La Russie selon Poutine

À la fin, il ne restera qu’un, et ce sera Vladimir Poutine. Au sommet du pouvoir depuis plus de vingt ans – avec un interlude comme chef de gouvernement entre 2008 et 2012 –, le président russe se succédera à lui-même, sans l’ombre d’un doute, dimanche 17 mars (le vote se déroule sur trois jours à partir du 15). Le maître du Kremlin vise 80 % des suffrages dans ce qui s’annonce d’abord comme un plébiscite pour la poursuite de la guerre en Ukraine. C’est en tout cas la volonté affichée du pouvoir, qui a verrouillé l’élection, recalant six candidats, parmi lesquels Boris Nadejdine, le seul ouvertement pacifiste.

Il y a quinze jours à Moscou, des milliers de Russes avaient rendu hommage à Alexeï Navalny, mort le 16 février dans une colonie pénitentiaire en Arctique.

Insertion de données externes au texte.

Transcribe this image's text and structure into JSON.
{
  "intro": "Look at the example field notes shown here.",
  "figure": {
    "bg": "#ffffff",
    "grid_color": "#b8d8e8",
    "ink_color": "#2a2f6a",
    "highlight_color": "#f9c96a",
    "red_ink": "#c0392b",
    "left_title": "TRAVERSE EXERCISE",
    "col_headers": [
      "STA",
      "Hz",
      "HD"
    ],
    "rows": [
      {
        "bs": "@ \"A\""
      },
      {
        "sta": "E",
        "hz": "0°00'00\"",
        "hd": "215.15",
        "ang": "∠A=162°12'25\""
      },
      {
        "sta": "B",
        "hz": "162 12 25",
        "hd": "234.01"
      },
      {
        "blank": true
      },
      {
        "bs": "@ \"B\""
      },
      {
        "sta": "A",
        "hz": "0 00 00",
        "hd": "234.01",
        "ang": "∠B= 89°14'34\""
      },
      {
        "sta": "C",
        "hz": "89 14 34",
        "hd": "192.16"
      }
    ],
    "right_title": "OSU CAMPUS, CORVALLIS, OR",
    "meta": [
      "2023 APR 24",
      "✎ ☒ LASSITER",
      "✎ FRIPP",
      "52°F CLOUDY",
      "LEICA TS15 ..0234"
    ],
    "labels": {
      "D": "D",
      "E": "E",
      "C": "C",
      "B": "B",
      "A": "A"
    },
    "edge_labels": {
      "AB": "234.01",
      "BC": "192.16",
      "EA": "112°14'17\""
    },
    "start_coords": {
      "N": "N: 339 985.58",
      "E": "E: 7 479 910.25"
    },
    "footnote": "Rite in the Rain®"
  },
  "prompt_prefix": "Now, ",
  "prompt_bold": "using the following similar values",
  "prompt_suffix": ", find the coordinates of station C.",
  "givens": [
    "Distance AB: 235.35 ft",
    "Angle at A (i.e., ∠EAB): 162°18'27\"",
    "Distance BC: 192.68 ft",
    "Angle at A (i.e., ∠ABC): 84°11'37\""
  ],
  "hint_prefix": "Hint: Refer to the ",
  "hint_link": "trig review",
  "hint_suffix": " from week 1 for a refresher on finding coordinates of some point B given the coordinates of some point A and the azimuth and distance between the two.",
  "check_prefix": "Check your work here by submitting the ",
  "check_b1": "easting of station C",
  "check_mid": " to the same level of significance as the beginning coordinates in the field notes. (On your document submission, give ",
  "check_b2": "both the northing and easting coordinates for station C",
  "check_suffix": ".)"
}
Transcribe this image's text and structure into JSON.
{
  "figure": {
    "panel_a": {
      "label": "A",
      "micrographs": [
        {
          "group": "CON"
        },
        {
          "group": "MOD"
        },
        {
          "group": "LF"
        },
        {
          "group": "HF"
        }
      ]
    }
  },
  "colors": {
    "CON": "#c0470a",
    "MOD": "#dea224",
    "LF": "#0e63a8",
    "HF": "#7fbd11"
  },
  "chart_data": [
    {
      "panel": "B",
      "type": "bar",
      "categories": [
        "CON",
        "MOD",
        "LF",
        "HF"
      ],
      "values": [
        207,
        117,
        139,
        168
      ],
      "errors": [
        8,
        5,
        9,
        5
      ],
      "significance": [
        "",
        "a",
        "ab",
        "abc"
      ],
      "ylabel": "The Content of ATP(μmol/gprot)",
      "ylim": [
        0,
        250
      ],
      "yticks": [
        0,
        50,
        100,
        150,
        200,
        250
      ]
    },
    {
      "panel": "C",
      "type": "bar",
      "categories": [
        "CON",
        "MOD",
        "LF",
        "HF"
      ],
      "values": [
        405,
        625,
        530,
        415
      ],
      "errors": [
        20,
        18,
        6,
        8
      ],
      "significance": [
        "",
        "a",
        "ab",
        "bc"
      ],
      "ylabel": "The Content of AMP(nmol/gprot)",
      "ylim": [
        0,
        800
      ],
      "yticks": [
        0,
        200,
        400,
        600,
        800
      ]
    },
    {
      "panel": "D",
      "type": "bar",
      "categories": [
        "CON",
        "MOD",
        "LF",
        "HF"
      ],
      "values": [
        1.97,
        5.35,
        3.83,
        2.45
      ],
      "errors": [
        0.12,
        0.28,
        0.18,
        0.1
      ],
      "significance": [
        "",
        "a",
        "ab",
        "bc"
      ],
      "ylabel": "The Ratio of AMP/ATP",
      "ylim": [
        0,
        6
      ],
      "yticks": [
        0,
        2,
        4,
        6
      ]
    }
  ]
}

Combien seront-ils à oser défier le régime le jour du scrutin ? C’est l’une des rares inconnues de cette élection. Ioulia Navalnaïa, la veuve de l’opposant, a appelé les Russes à manifester leur hostilité à Poutine en votant en masse à la même heure, à midi pile, le 17 mars, pour submerger les bureaux de vote. Pas sûr qu’elle soit entendue.

Car comme l’explique très bien Alexeï Levinson au quotidien tchèque Denik N, “les Russes ont besoin de Poutine pour se rassurer”. Dans la passionnante interview qu’il a accordée à la journaliste Petra Prochazkova, le sociologue explique ainsi la longévité politique du président russe :

“La description la plus précise de la relation qu’entretiennent les Russes avec leur leader est la volonté de préserver le statu quo. Il s’agit de laisser les choses en l’état […]. Les Russes sont convaincus, non sans fondement, que tout changement ne peut être que négatif. Ils tiennent cette idée de leurs parents, de leurs grands-parents…”

Pour Alexeï Levinson, Poutine a su rendre à la Russie son statut de puissance, et c’est cela qui prime aux yeux de ses concitoyens.

Une interview d’autant plus forte qu’Alexeï Levinson enseigne et vit à Moscou. C’est une voix de l’intérieur. De celles que l’on entend rarement. Ce n’est pas celle d’un dissident, mais d’un esprit critique sans aucun doute. Et ces voix-là sont devenues inaudibles et trop rares depuis le début de la guerre en Ukraine, il y a deux ans.